Nach dem Wortlaut der Vorschrift findet schließlich kein automatischer Ausschluss statt. Vielmehr ist eine Ermessensentscheidung vorzunehmen (BT-Drs. 18/7537, S. 9).
a) Der Tatbestand des § 60 Abs. 8 Satz 3 AufenthG ist hier gegeben.

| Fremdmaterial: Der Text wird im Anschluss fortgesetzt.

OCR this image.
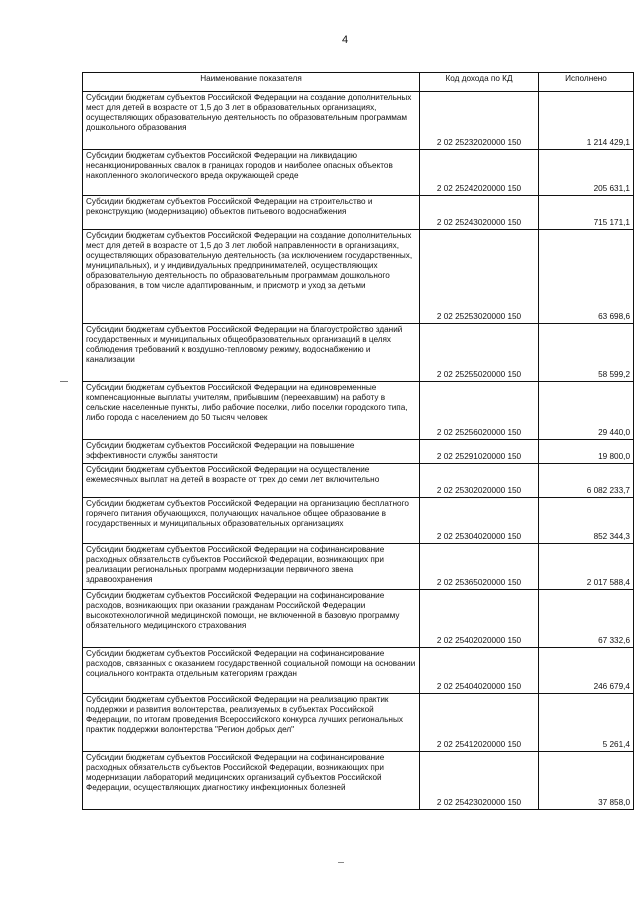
4
Наименование показателя	Код дохода по КД	Исполнено
Субсидии бюджетам субъектов Российской Федерации на создание дополнительных мест для детей в возрасте от 1,5 до 3 лет в образовательных организациях, осуществляющих образовательную деятельность по образовательным программам дошкольного образования	2 02 25232020000 150	1 214 429,1
Субсидии бюджетам субъектов Российской Федерации на ликвидацию несанкционированных свалок в границах городов и наиболее опасных объектов накопленного экологического вреда окружающей среде	2 02 25242020000 150	205 631,1
Субсидии бюджетам субъектов Российской Федерации на строительство и реконструкцию (модернизацию) объектов питьевого водоснабжения	2 02 25243020000 150	715 171,1
Субсидии бюджетам субъектов Российской Федерации на создание дополнительных мест для детей в возрасте от 1,5 до 3 лет любой направленности в организациях, осуществляющих образовательную деятельность (за исключением государственных, муниципальных), и у индивидуальных предпринимателей, осуществляющих образовательную деятельность по образовательным программам дошкольного образования, в том числе адаптированным, и присмотр и уход за детьми	2 02 25253020000 150	63 698,6
Субсидии бюджетам субъектов Российской Федерации на благоустройство зданий государственных и муниципальных общеобразовательных организаций в целях соблюдения требований к воздушно-тепловому режиму, водоснабжению и канализации	2 02 25255020000 150	58 599,2
Субсидии бюджетам субъектов Российской Федерации на единовременные компенсационные выплаты учителям, прибывшим (переехавшим) на работу в сельские населенные пункты, либо рабочие поселки, либо поселки городского типа, либо города с населением до 50 тысяч человек	2 02 25256020000 150	29 440,0
Субсидии бюджетам субъектов Российской Федерации на повышение эффективности службы занятости	2 02 25291020000 150	19 800,0
Субсидии бюджетам субъектов Российской Федерации на осуществление ежемесячных выплат на детей в возрасте от трех до семи лет включительно	2 02 25302020000 150	6 082 233,7
Субсидии бюджетам субъектов Российской Федерации на организацию бесплатного горячего питания обучающихся, получающих начальное общее образование в государственных и муниципальных образовательных организациях	2 02 25304020000 150	852 344,3
Субсидии бюджетам субъектов Российской Федерации на софинансирование расходных обязательств субъектов Российской Федерации, возникающих при реализации региональных программ модернизации первичного звена здравоохранения	2 02 25365020000 150	2 017 588,4
Субсидии бюджетам субъектов Российской Федерации на софинансирование расходов, возникающих при оказании гражданам Российской Федерации высокотехнологичной медицинской помощи, не включенной в базовую программу обязательного медицинского страхования	2 02 25402020000 150	67 332,6
Субсидии бюджетам субъектов Российской Федерации на софинансирование расходов, связанных с оказанием государственной социальной помощи на основании социального контракта отдельным категориям граждан	2 02 25404020000 150	246 679,4
Субсидии бюджетам субъектов Российской Федерации на реализацию практик поддержки и развития волонтерства, реализуемых в субъектах Российской Федерации, по итогам проведения Всероссийского конкурса лучших региональных практик поддержки волонтерства "Регион добрых дел"	2 02 25412020000 150	5 261,4
Субсидии бюджетам субъектов Российской Федерации на софинансирование расходных обязательств субъектов Российской Федерации, возникающих при модернизации лабораторий медицинских организаций субъектов Российской Федерации, осуществляющих диагностику инфекционных болезней	2 02 25423020000 150	37 858,0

aa) Zunächst liegt eine strafrechtliche Verurteilung im Sinne der Vorschrift vor: Der Antragsteller wurde rechtskräftig unter anderem wegen einer vorsätzlichen Straftat gegen das Eigentum im Sinne des § 60 Abs. 8 Satz 3 AufenthG verurteilt. Der Begriff „Straftaten gegen das Eigentum“ wird vom Strafgesetzbuch (StGB) nicht ausdrücklich verwendet; hierunter ist, da das Vermögen nicht als Schutzgut genannt ist, insbesondere eine Bestrafung wegen Diebstahl und Unterschlagung (§§ 242-248c StGB), Raub oder Erpressung (§§ 249-256 StGB), Begünstigung und Hehlerei (§§ 257-262 StGB), aber auch etwa wegen einer gemeingefährlichen Straftat wie Brandstiftung (§§ 306 ff.) zu fassen (Dollinger, in: Bergmann/Dienelt, Ausländerrecht, 13. Aufl. 2020, AufenthG § 60 Rn. 62).
Mit Urteil des Amtsgerichts München vom 1. August 2018 bzw. des Landgerichts München I vom 24. April 2019 in der auf den Rechtsfolgenausspruch beschränkten Berufung (Az. 21 Ns 368 Js 108050/18) wurde der Antragsteller neben einer Reihe von Betäubungsmitteldelikten der versuchten räuberischen Erpressung (§§ 253, 255 StGB) schuldig gesprochen und zu einer Gesamtfreiheitsstrafe von 3 Jahren und 3 Monaten verurteilt. Dabei handelt es sich unzweifelhaft um eine Straftat gegen das Eigentum im vorgenannten Sinne.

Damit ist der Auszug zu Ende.